BY DANIEL HOUSTON
Homebuilders have entered into a weakening slate of new construction projects this summer amid a decline in sales and general pessimism over the future market conditions. Newly started single-family housing projects fell from a seasonally adjusted annual rate higher than 1 million in June to just over 900,000 in July, according to new numbers from the U.S. Department of Housing and Urban Development. That 10 percent drop is the steepest so far this year, and continues a sudden and steady downturn that has seen the rate of new single-family housing starts plummet by more than 20 percent since January. From a sales perspective, things are likely to get worse for builders before they get better, according to Ian Shepherdson, chief economist at research firm Pantheon Macroeconomics.
“The downward trend in construction activity will continue for some time yet, given that it lags sales, which lag mortgage applications, which are down 30 percent from their December peak and still falling,” Shepherdson said in a statement to Inman.
As sales decline and homebuilder sentiment worsens, builders are sitting on more unsold inventory from their ramped-up construction levels of the last couple years, National Association of Realtors Chief Economist Lawrence Yun said in a statement. “Homebuilders are naturally very cautious about rising unsold inventory during the construction phase,” Yun said in the statement. “But those completed homes are finding buyers within three months, which is relatively swift for the new
homes market.” The number of new multifamily construction projects was down in July as well, but that sector appears to be following a very different trend overall, First
American Deputy Chief Economist Odeta Kushi said in a statement. “While builders may respond to the decline in affordability and cooling demand in the purchase market by building fewer single-family homes, it’s possible that they will continue to build more rental units,” Kushi said. “Rents remain elevated, which may incentivize building, despite higher financing costs.” Multifamily construction remained on pace to post its highest year of activity in more than three decades, Yun said.

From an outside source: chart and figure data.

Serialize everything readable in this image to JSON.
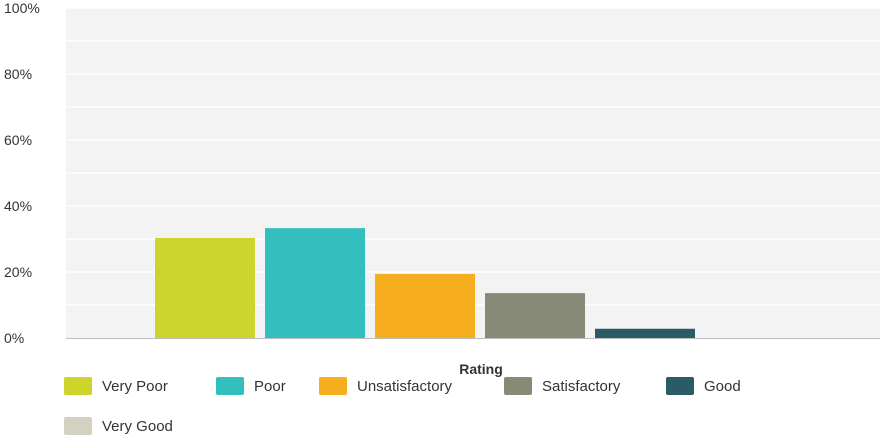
{
  "chart_data": {
    "type": "bar",
    "title": "",
    "xlabel": "Rating",
    "ylabel": "",
    "ylim": [
      0,
      100
    ],
    "y_ticks": [
      "0%",
      "20%",
      "40%",
      "60%",
      "80%",
      "100%"
    ],
    "y_tick_values": [
      0,
      20,
      40,
      60,
      80,
      100
    ],
    "grid": true,
    "legend_position": "bottom",
    "categories": [
      "Very Poor",
      "Poor",
      "Unsatisfactory",
      "Satisfactory",
      "Good",
      "Very Good"
    ],
    "values": [
      30.3,
      33.3,
      19.4,
      13.6,
      2.8,
      0
    ],
    "colors": [
      "#cdd42b",
      "#34bfbf",
      "#f6ad1e",
      "#868a76",
      "#2b5b67",
      "#d3d1c0"
    ]
  }
}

But Shepherdson argued that July’s dip could be a sign that even the multifamily construction boom has now peaked. “In short, the whole housing sector is now in retreat,” he said. Meanwhile, Yun said there remained some cause for optimism that builders could successfully sell off its current inventory. Demographic changes still suggest there’s not enough houses to meet the demands of the public, he said. “If mortgage rates remain near 5%, after reaching 6% in early June, there could be renewed buyer activity and additional inventory declines,” Yun said. “Half of existing homes can still command the full listing price.”